In year one, we’re building linkages. We’ve started by mapping the environment of startups: R&D organizations, innovations cells, the incubators, the investors. The second half of this year will be spent establishing the linkages within national security agencies and getting the policy side kicked off. We’re also developing a curriculum for the summer that is intended to bring together mid-career leaders from national security operational agencies plus lawmakers and the business community, to provide them some leveling in innovation and national security. 

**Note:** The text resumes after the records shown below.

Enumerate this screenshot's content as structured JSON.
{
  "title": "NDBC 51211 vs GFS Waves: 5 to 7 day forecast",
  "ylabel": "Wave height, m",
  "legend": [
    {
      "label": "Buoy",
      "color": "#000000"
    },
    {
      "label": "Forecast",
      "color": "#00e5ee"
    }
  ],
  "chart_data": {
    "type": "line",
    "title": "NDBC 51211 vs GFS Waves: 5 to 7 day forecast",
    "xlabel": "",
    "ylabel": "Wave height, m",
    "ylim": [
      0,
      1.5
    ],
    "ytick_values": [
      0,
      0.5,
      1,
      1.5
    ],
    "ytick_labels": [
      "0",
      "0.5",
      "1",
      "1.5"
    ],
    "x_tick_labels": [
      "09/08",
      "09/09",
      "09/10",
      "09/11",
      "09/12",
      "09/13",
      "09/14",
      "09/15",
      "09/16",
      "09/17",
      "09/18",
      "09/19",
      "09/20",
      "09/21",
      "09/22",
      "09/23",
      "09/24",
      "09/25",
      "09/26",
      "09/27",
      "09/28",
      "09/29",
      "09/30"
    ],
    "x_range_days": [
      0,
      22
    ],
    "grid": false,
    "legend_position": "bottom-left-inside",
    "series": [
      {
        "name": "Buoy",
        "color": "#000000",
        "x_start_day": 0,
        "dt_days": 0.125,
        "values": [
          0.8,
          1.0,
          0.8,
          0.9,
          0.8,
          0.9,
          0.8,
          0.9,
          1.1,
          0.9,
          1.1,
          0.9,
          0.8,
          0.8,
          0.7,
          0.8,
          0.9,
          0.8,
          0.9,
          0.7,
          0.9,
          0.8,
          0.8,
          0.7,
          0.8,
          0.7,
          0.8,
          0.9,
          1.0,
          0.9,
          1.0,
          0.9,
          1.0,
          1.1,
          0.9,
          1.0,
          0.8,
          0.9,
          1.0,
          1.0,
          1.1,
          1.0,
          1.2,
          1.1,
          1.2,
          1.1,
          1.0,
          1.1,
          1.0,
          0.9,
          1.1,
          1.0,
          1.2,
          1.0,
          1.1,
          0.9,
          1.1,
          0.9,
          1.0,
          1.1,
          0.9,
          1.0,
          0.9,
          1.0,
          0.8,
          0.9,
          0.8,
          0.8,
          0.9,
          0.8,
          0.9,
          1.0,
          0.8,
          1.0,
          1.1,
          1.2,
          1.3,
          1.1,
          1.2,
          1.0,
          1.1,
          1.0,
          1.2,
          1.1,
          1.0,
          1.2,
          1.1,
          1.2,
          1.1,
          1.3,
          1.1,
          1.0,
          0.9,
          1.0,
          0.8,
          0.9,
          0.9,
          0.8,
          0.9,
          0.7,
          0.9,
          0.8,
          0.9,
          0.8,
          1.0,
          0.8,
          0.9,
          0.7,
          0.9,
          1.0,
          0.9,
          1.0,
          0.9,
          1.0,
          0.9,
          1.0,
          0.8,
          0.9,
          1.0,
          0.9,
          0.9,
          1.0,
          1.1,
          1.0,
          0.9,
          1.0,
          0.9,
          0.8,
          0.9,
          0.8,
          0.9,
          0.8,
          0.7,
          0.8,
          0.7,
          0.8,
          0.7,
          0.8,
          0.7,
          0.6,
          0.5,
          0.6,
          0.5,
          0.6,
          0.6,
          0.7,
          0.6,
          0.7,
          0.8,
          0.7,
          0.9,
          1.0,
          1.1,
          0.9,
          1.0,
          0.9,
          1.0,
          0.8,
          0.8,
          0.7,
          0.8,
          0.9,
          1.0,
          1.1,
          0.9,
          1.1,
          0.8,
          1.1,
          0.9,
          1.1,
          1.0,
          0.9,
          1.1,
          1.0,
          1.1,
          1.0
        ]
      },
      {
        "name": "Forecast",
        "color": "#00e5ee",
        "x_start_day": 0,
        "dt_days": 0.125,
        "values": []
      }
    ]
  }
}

We have spent a lot of time looking at objective, meaningful metrics for success so that when we get to year five, we know whether we should continue this or close it down. By year five, my sense is that we will have been successful if we have helped get a number of meaningful solutions deployed, especially solutions that meet more than one national security need and that are commercially viable, and helped young companies get the type of investment they need to succeed.

It sounds ambitious. 

It is.

Why do you think Catalyst will succeed?

I’m an optimist so I think the world is ultimately healthier, wealthier, and safer than it has probably ever been, and provided we don’t have any colossal screw-ups, that trajectory seems likely to continue. But there’s going to be a much higher demand on the system for innovation and rapid adaptation as well as resilience. There’s an appetite for this among national security agencies, and real willingness to find new ways of working together. What’s needed is a group to bring the communities together, and Catalyst—with our long and deep network among business, government, and the academy, is really well-positioned to do that.